As a Puerto Rican Bronx native, Raimundi-Ortiz is known for her inspirational visual and performance pieces. Her stories often showcase the daily struggles of colored individuals who have faced oppression and injustice due to racism, police brutality, and gun violence. Raimundi-Ortiz recalls a “particular time [she] was working in a corporate office and [she] had to work with a colleague that was always asking [her] to ‘do something to [her] hair so that it wouldn't appear so savage-like,’ or answer bizarre questions about cultural acceptance of children out of wedlock in the Latino community.” Raimundi-Ortiz said, “It was certainly a hostile environment.” 

One of Raimundi-Ortiz’s most recent pieces is a tribute to her mother and her battle with illiteracy. “Honestly, I didn't know [my mother] couldn't read until I was halfway through high school. She was masterful at balancing life and I never felt as if I was missing anything...Once I found out, my respect for her only intensified...It was a profound awakening for me that has made an intense bond between us all as a family,” Raimundi-Ortiz said. 
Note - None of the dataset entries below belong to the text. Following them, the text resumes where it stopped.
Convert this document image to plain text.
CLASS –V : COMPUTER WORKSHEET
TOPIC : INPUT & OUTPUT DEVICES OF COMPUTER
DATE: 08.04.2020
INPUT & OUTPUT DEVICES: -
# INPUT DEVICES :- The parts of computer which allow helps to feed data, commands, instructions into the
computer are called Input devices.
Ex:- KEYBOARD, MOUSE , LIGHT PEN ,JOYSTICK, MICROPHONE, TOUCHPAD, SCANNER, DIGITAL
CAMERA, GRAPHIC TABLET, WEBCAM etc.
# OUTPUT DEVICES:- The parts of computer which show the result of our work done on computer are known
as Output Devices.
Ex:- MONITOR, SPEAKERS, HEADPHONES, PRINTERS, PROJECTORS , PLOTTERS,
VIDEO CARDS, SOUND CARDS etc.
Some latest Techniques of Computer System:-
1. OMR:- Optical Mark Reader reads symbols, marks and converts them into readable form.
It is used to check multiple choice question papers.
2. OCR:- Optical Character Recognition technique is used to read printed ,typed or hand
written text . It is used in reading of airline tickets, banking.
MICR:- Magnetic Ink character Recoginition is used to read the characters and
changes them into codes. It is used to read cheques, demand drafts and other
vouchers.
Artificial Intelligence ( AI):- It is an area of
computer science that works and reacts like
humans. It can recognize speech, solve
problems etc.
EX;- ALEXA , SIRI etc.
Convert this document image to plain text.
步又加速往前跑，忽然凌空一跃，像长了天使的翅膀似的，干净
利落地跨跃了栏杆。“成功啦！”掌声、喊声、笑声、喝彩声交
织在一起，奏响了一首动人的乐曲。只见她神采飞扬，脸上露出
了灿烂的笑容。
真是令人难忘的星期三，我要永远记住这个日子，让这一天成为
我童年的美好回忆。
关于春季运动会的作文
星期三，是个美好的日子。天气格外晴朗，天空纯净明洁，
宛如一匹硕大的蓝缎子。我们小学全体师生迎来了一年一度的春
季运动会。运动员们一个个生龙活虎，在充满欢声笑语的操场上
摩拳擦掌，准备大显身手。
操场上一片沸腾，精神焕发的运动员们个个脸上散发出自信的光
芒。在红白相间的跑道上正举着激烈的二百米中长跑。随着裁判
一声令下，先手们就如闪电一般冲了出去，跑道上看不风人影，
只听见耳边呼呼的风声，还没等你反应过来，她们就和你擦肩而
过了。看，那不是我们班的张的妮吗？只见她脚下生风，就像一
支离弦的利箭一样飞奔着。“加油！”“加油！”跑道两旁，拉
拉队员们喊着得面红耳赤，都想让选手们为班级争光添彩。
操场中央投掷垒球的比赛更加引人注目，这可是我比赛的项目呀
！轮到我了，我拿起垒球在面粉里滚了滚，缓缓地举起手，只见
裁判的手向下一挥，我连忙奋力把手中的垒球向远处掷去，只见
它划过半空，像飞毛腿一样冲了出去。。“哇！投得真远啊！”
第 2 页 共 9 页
Raimundi-Ortiz is also known for the creation of her alter-ego, Chuleta. Raimundi-Ortiz describes Chuleta’s style, which balances humor with real-world issues, as “a classic strategy for doling out harsh truths and critiquing the powers that be.” Raimundi-Ortiz continued, “This is evident in Shakespeare, [as] usually the buffoon characters are the ones that know the truth...Whether tragic or satirical, the impetus is the same. Cut as close to the bone as possible, get as close to my version of the truth, expose as much of the underbelly of whatever topic I am getting to without completely alienating my audience. Make them uncomfortable enough to want to move, but not so irritated that they aren't listening. At the end of the day, I categorize myself as a sort of storyteller, soothsayer, shaman, conduit through my work. It is what I crave in my work and in my life.”